Éditions de la Toison d’or (p. 60-62).


DÉCEPTION


J’étais invitée à une fête de charité pour enfants. Il était expressément dit que les mères devaient les conduire et venir les reprendre, et, comme il n’y avait pas de vestiaire, emporter les chapeaux et les manteaux. Vous voyez d’ici que ma mère allait lâcher tous ses mioches pour me conduire à une fête ! Si je voulais m’y rendre, je pouvais aller seule. Ce qui m’inquiétait le plus, était mon chapeau : je m’étais mis dans la tête que je serais chassée si on découvrait que ma mère n’était pas là pour l’emporter. Or, je voulais absolument assister à cette fête : Il y avait une tombola ; si j’allais gagner une boîte à coudre, le rêve de toute ma vie ! car, depuis l’âge de six ans, je confectionnais les robes et les coiffures de mes poupées, et le fameux chapeau, sujet de mes transes, je l’avais fait moi-même.

Je m’en fus donc seule, un soir, par une pluie battante. J’entrai avec mon invitation. En ôtant mon chapeau, je le dissimulai, comme une voleuse, sous mon tablier.
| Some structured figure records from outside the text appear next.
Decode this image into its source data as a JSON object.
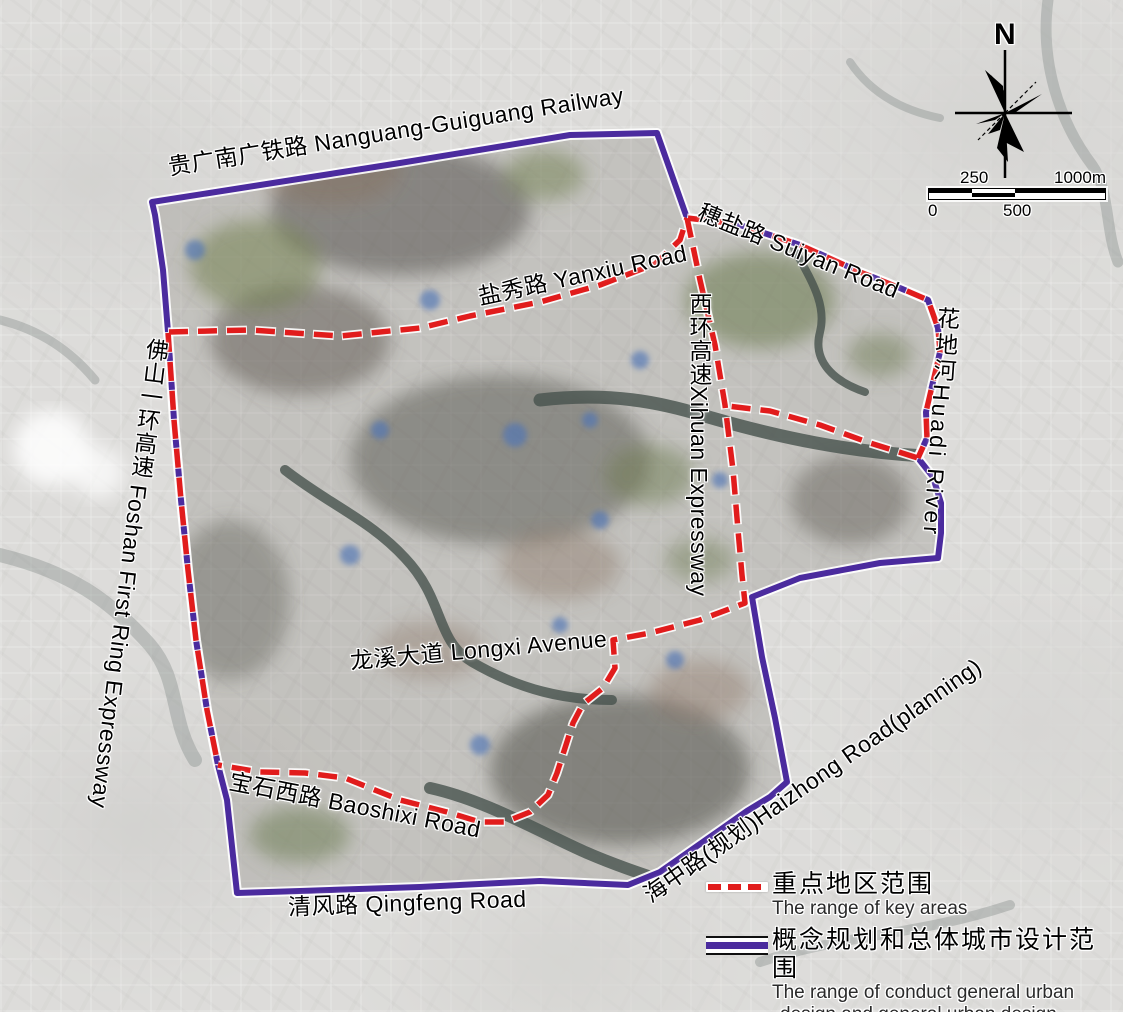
{
  "map_labels": {
    "railway": "贵广南广铁路 Nanguang-Guiguang Railway",
    "suiyan": "穗盐路 Suiyan Road",
    "yanxiu": "盐秀路 Yanxiu Road",
    "xihuan": "西环高速Xihuan Expressway",
    "huadi": "花地河Huadi River",
    "foshan_ring": "佛山一环高速 Foshan First Ring Expressway",
    "longxi": "龙溪大道 Longxi Avenue",
    "baoshixi": "宝石西路 Baoshixi Road",
    "qingfeng": "清风路 Qingfeng Road",
    "haizhong": "海中路(规划)Haizhong Road(planning)"
  },
  "compass": {
    "north": "N"
  },
  "scale_bar": {
    "tick_250": "250",
    "tick_1000": "1000m",
    "tick_0": "0",
    "tick_500": "500"
  },
  "legend": {
    "items": [
      {
        "swatch": "red-dashed-line",
        "label_zh": "重点地区范围",
        "label_en": "The range of key areas"
      },
      {
        "swatch": "purple-road-line",
        "label_zh": "概念规划和总体城市设计范围",
        "label_en_line1": "The range of conduct general urban",
        "label_en_line2": "design and general urban design"
      }
    ]
  },
  "colors": {
    "key_area_red": "#e11c1c",
    "design_range_purple": "#4b2b9e",
    "label_text": "#000000",
    "label_halo": "#ffffff"
  }
}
J’ai le souvenir d’une joie de commande. On nous donna du lait d’anis et des petits pains beurrés ; on nous fit chanter de nombreux Wien Neerlandsch Bloed et des Wilhelmus Van Nassauwen, et dans la cour qu’éclairaient quelques lampions, nous dûmes, par une pluie chaude qui nous faisait fumer comme dans un bain turc, jouer des Patertje, Patertje, langs den kant et des Collin-Maillard. Enfin la tombola !

— Y a-t-il des boîtes à coudre ?

On regardait par les carreaux.

— Oui, là, plusieurs même.

— Ah ! je les vois ; si je pouvais en gagner une !

Et je me tins ce langage : « J’ai douze ans ; il est temps que j’aie une boîte à coudre à moi, pour ne plus recevoir de torgnioles quand j’ai gâché le fil de ma mère. Puis, dans une boîte, il y a tout : un dé, des ciseaux et autres outils. » Ah ! mon tour. Je prends un billet : un Monsieur l’ouvre et dit :

— Trois images.

Et il me cherche trois images, représentant des batailles.

Je ne m’intéressais plus à la fête : pour moi, c’était encore une fois et toujours une déception. Aussitôt la porte ouverte, je filai ; je remis mon chapeau dehors, et je repris mon chemin sous la pluie, seule, à dix heures du soir, par les ponts et les canaux. Arrivée à la maison, je donnai mes images de bataille à un de mes frères et je me couchai en pleurant.